Genetic tools to mitigate the environmental impact of milk production systems: Experience with a multi-point individual cow methane measurement system

Abstrakti

Methane is one of the most potent greenhouse gases with about 21 times the Global Warming Potential (GWP) of carbon dioxide. Methane emission by dairy cows is not only a significant concern for the environment but also represent a loss of energy for milk production. Dairy cows lose 6 to 12% of feed energy and 95% of which is released through mouth as eructated methane. The most important avenue for reducing methane emissions from dairy systems is by improving the productivity and efficiency of dairy cows, through better nutrition and genetics.
Attempts to reduce the ecological foot print of milk production require a sound understanding of the genetic basis of methane emissions. This requires reliable techniques for the measurement of methane output from individual cows. Enteric methane from ruminants is an important but often difficult source to quantify on an individual basis. So far, many of the available measurement techniques are either slow, expensive, labor intensive and are unsuitable for large scale measurements which is a prerequisite for genetic studies. This study evaluated a non-invasive Photoacoustic Infrared Spectroscopy (PAS) technique for quantifying enteric methane output from the breath of individual dairy cows.
The study was conducted at MTT experimental dairy herd in Minkiö. A total of about 40 first-lactation Finnish Ayrshire cows were included. Individual cow methane, carbon dioxide (CO₂), acetone, ammonia outputs were measured continuously over 3 weeks period using a multi-point PAS gas analyzer fitted to two feeding kiosks (sampling points). Whenever a cow visits a feeding kiosk, her breath was sampled and analyzed for the contents of the different gases. Measurements were made alternatively between the two sampling points and every other minute a gas was sampled and analyzed from each.

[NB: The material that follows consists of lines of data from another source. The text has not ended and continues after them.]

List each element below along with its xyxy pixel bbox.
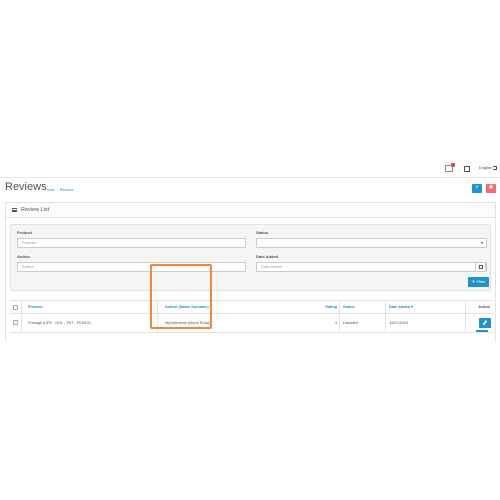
date-filter-input[interactable]: Date Added (256, 262, 487, 272)
breadcrumb-separator: › (56, 188, 58, 192)
select-all-checkbox[interactable] (13, 305, 18, 310)
review-list-panel: Review List Product Product Status Autho… (5, 202, 496, 342)
top-header: English (0, 160, 500, 178)
notification-icon[interactable] (445, 163, 455, 172)
column-action: Action (465, 301, 493, 313)
row-select-cell (10, 314, 21, 332)
add-review-button[interactable]: + (472, 184, 482, 193)
logout-icon[interactable] (493, 165, 498, 170)
page-header: Reviews Home › Reviews + ✖ (0, 178, 500, 201)
cell-rating: 4 (334, 321, 337, 325)
chevron-down-icon (481, 242, 483, 244)
cell-product: Postage (UPS - DHL - TNT - FEDEX) (21, 314, 157, 332)
select-all-cell (10, 301, 21, 313)
product-filter-label: Product (17, 230, 33, 235)
breadcrumb: Home › Reviews (45, 188, 73, 192)
plus-icon: + (475, 185, 479, 191)
author-column-highlight (150, 264, 212, 329)
column-product[interactable]: Product (21, 301, 157, 313)
delete-review-button[interactable]: ✖ (486, 184, 496, 193)
language-selector[interactable]: English (479, 165, 498, 170)
column-status[interactable]: Status (339, 301, 385, 313)
language-label: English (479, 165, 493, 170)
breadcrumb-home[interactable]: Home (45, 188, 55, 192)
cell-status: Disabled (339, 314, 385, 332)
column-date-added-label: Date Added (389, 305, 410, 309)
panel-heading: Review List (6, 203, 495, 218)
edit-button[interactable] (479, 318, 491, 328)
trash-icon: ✖ (488, 185, 494, 191)
product-filter-input[interactable]: Product (17, 238, 246, 248)
calendar-button[interactable] (475, 262, 486, 272)
notification-badge (451, 163, 455, 167)
sort-desc-icon: ▾ (409, 305, 413, 309)
column-date-added[interactable]: Date Added ▾ (385, 301, 465, 313)
table-row: Postage (UPS - DHL - TNT - FEDEX) MyNick… (10, 314, 493, 333)
table-header: Product Author (Name Surname) Rating Sta… (10, 300, 493, 314)
pencil-icon (482, 320, 487, 325)
calendar-icon (479, 265, 483, 269)
filter-well: Product Product Status Author Author Dat… (10, 224, 491, 291)
row-checkbox[interactable] (13, 320, 18, 325)
cell-date-added: 14/07/2015 (385, 314, 465, 332)
filter-button-label: Filter (476, 279, 486, 284)
author-filter-label: Author (17, 254, 31, 259)
breadcrumb-reviews[interactable]: Reviews (60, 188, 74, 192)
date-filter-label: Date Added (256, 254, 279, 259)
status-filter-label: Status (256, 230, 269, 235)
panel-title: Review List (21, 207, 50, 213)
list-icon (12, 208, 17, 212)
column-rating[interactable]: Rating (322, 301, 339, 313)
date-filter-placeholder: Date Added (261, 264, 282, 269)
status-filter-select[interactable] (256, 238, 487, 248)
filter-button[interactable]: ▼ Filter (468, 277, 489, 287)
page-title: Reviews (5, 181, 47, 193)
settings-icon[interactable] (464, 166, 470, 172)
reviews-table: Product Author (Name Surname) Rating Sta… (10, 300, 493, 333)
next-row-edit-button-edge[interactable] (476, 330, 488, 332)
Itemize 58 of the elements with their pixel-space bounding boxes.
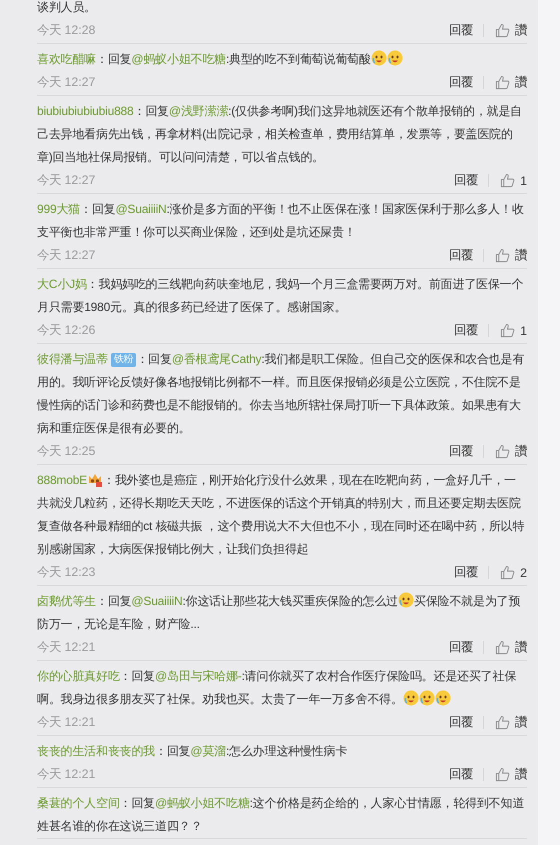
comment-time: 今天 12:23	[37, 564, 96, 581]
reply-link[interactable]: 回覆	[449, 766, 473, 783]
reply-link[interactable]: 回覆	[454, 172, 478, 189]
emoji-icon	[434, 690, 451, 706]
comment-time: 今天 12:25	[37, 443, 96, 460]
comment-text: 999大猫：回复@SuaiiiiN:涨价是多方面的平衡！也不止医保在涨！国家医保利于那么多人！收支平衡也非常严重！你可以买商业保险，还到处是坑还屎贵！	[37, 201, 525, 241]
like-button[interactable]: 讚	[495, 766, 527, 783]
comment-text: 你的心脏真好吃：回复@岛田与宋哈娜-:请问你就买了农村合作医疗保险吗。还是还买了社保啊。我身边很多朋友买了社保。劝我也买。太贵了一年一万多舍不得。	[37, 668, 518, 708]
like-button[interactable]: 讚	[495, 443, 527, 460]
emoji-icon	[386, 50, 403, 66]
thumbs-up-icon	[495, 767, 510, 782]
comment-text: 谈判人员。	[37, 0, 98, 16]
thumbs-up-icon	[495, 444, 510, 459]
thumbs-up-icon	[495, 248, 510, 263]
like-button[interactable]: 讚	[495, 74, 527, 91]
reply-link[interactable]: 回覆	[449, 74, 473, 91]
comment-time: 今天 12:21	[37, 766, 96, 783]
reply-link[interactable]: 回覆	[449, 443, 473, 460]
comment-text: 桑葚的个人空间：回复@蚂蚁小姐不吃糖:这个价格是药企给的，人家心甘情愿，轮得到不知道姓甚名谁的你在这说三道四？？	[37, 795, 526, 835]
comment-text: 丧丧的生活和丧丧的我：回复@莫溜:怎么办理这种慢性病卡	[37, 743, 348, 760]
thumbs-up-icon	[495, 75, 510, 90]
comment-time: 今天 12:28	[37, 22, 96, 39]
thumbs-up-icon	[495, 23, 510, 38]
emoji-icon	[398, 592, 414, 608]
comment-text: 喜欢吃醋嘛：回复@蚂蚁小姐不吃糖:典型的吃不到葡萄说葡萄酸	[37, 48, 527, 71]
thumbs-up-icon	[495, 640, 510, 655]
reply-link[interactable]: 回覆	[449, 639, 473, 656]
like-button[interactable]: 讚	[495, 714, 527, 731]
thumbs-up-icon	[495, 715, 510, 730]
thumbs-up-icon	[500, 173, 516, 188]
thumbs-up-icon	[500, 565, 516, 580]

Records from continuous three days measurements were analyzed. There were about 6-14 repeated measurements on each of the different gasses per cow and a total of 1690 and 1908 measurements from sampling point 1 and 2, respectively. Ratio of CH₄:CO₂ is concentration independent and can be used to quantify methane output in dairy cows. Thus for each cow, CH₄:CO₂ ratios were calculated using measurements of these gasses. Basic statistical measures were calculated. Between and within individual variability were quantified and the repeatability of CH₄:CO₂ were estimated using the General Linear Models (GLM) procedure. The overall mean(sd) of CH₄:CO₂ from kiosk1 and 2 were 0.071(0.049) and 0.073(0.042) and the repeatability of CH₄:CO₂ were 0.56 and 0.57 for kiosk1 and 2, respectively. Repeatability sets the upper limit to heritability. Compared to other studies, repeatabilities from this study are on the higher side and suggest the suitability of the PAS for individual cow CH₄ measurements that is a requisite in genetic studies.